Zia Marghe: Si trattava di usare un panforte ben incartato e lanciarlo, (stando sulla porta del salotto) sulla tavola di cucina in modo che ci restasse sopra, ma il più vicino possibile alla sponda. Era molto divertente, ricordo che il mio babbo era il più accanito, mentre la mia mamma una volta fece "capanna" fra gli applausi di tutti.

Leo: Allora si può giocare anche noi per Natale...

Zia Marghe: Certo.Quest’anno lo riporteremo in uso.

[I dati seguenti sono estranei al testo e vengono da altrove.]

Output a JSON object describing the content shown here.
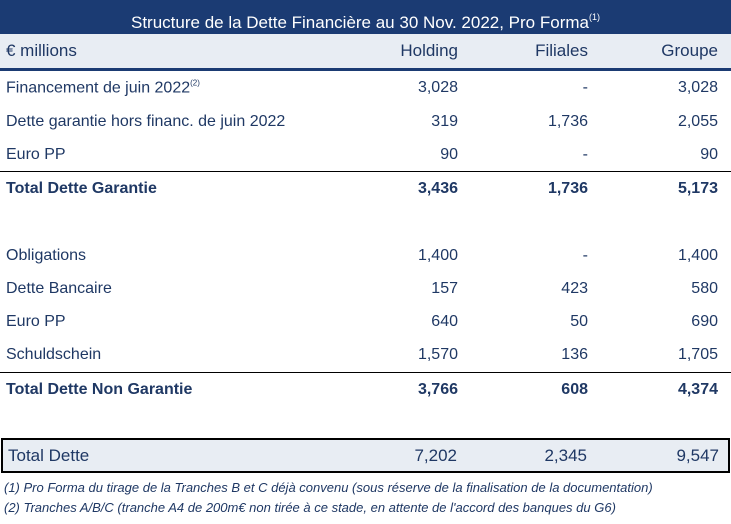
{
  "title": "Structure de la Dette Financière au 30 Nov. 2022, Pro Forma",
  "title_note": "(1)",
  "columns": {
    "label": "€ millions",
    "holding": "Holding",
    "filiales": "Filiales",
    "groupe": "Groupe"
  },
  "rows": [
    {
      "label": "Financement de juin 2022",
      "note": "(2)",
      "holding": "3,028",
      "filiales": "-",
      "groupe": "3,028"
    },
    {
      "label": "Dette garantie hors financ. de juin 2022",
      "holding": "319",
      "filiales": "1,736",
      "groupe": "2,055"
    },
    {
      "label": "Euro PP",
      "holding": "90",
      "filiales": "-",
      "groupe": "90"
    },
    {
      "label": "Total Dette Garantie",
      "holding": "3,436",
      "filiales": "1,736",
      "groupe": "5,173"
    },
    {
      "label": "Obligations",
      "holding": "1,400",
      "filiales": "-",
      "groupe": "1,400"
    },
    {
      "label": "Dette Bancaire",
      "holding": "157",
      "filiales": "423",
      "groupe": "580"
    },
    {
      "label": "Euro PP",
      "holding": "640",
      "filiales": "50",
      "groupe": "690"
    },
    {
      "label": "Schuldschein",
      "holding": "1,570",
      "filiales": "136",
      "groupe": "1,705"
    },
    {
      "label": "Total Dette Non Garantie",
      "holding": "3,766",
      "filiales": "608",
      "groupe": "4,374"
    }
  ],
  "total": {
    "label": "Total Dette",
    "holding": "7,202",
    "filiales": "2,345",
    "groupe": "9,547"
  },
  "footnotes": [
    "(1) Pro Forma du tirage de la Tranches B et C déjà convenu (sous réserve de la finalisation de la documentation)",
    "(2) Tranches A/B/C (tranche A4 de 200m€ non tirée à ce stade, en attente de l'accord des banques du G6)"
  ],
  "colors": {
    "header": "#1b3b73",
    "header_row": "#e8edf3",
    "text": "#1f3864"
  }
}
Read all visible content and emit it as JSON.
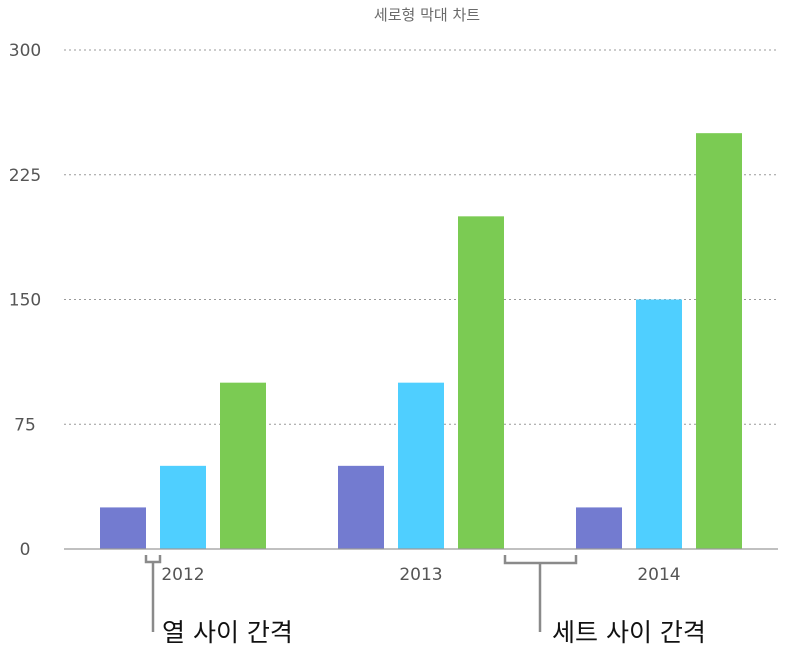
{
  "chart_data": {
    "type": "bar",
    "title": "세로형 막대 차트",
    "categories": [
      "2012",
      "2013",
      "2014"
    ],
    "series": [
      {
        "values": [
          25,
          50,
          25
        ],
        "color": "#737bd0"
      },
      {
        "values": [
          50,
          100,
          150
        ],
        "color": "#4fcfff"
      },
      {
        "values": [
          100,
          200,
          250
        ],
        "color": "#7bcb53"
      }
    ],
    "yticks": [
      "0",
      "75",
      "150",
      "225",
      "300"
    ],
    "ylim": [
      0,
      300
    ],
    "grid": true,
    "legend": "none"
  },
  "annotations": {
    "column_gap": "열 사이 간격",
    "set_gap": "세트 사이 간격"
  }
}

Leo: E dell’altro Natale, di quello dei nove anni, che ricordi hai?

Zia Marghe: Fu una notte magica e indimenticabile. Aveva nevicato tanto durante il giorno e la notte era illuminata dalla luna piena. C’era ovunque un candore affascinante e strano, mai visto! Intorno alle dieci arrivarono a casa nostra diverse persone che abitavano nei dintorni, ben imbacuccate e con alti scarponi, pronti per andare alla Messa di mezzanotte. La chiesa distava un paio di chilometri, e io non stavo più nella pelle per uscire in quel magico candore. Non ho mai più vissuto una magia così. Partimmo tutti insieme, felici e rumorosi. Non sembrava notte con tutto quel biancore, ma nemmeno giorno! La neve scricchiolava sotto gli scarponi e con la luce della luna mandava dei bagliori incredibili come se ci fossero dei brillanti sparsi qua e là. Una ragazza del gruppo si gettò a braccia e gambe aperte sulla neve e si rialzò ridendo mentre indicava la sua impronta impressa nella neve. Fu un attimo e tante donne la imitarono ridendo con grida di gioia. Naturalmente anche io mi sdraiai incurante del freddo e dei rimproveri, che non vennero! Sentimmo le campane della chiesa con un suono ovattato e allungammo il passo per arrivare in tempo alla nascita di Gesù. Sai Leo, nelle cartoline, nei libri, nei quadri spesso il Natale è rappresentato con la neve, però qui nel senese tutt’al più viene una spolveratina. Ma quel Natale del 1947 mi è rimasto veramente nel cuore!

Leo: Grazie zia, a Natale ricordati del panforte!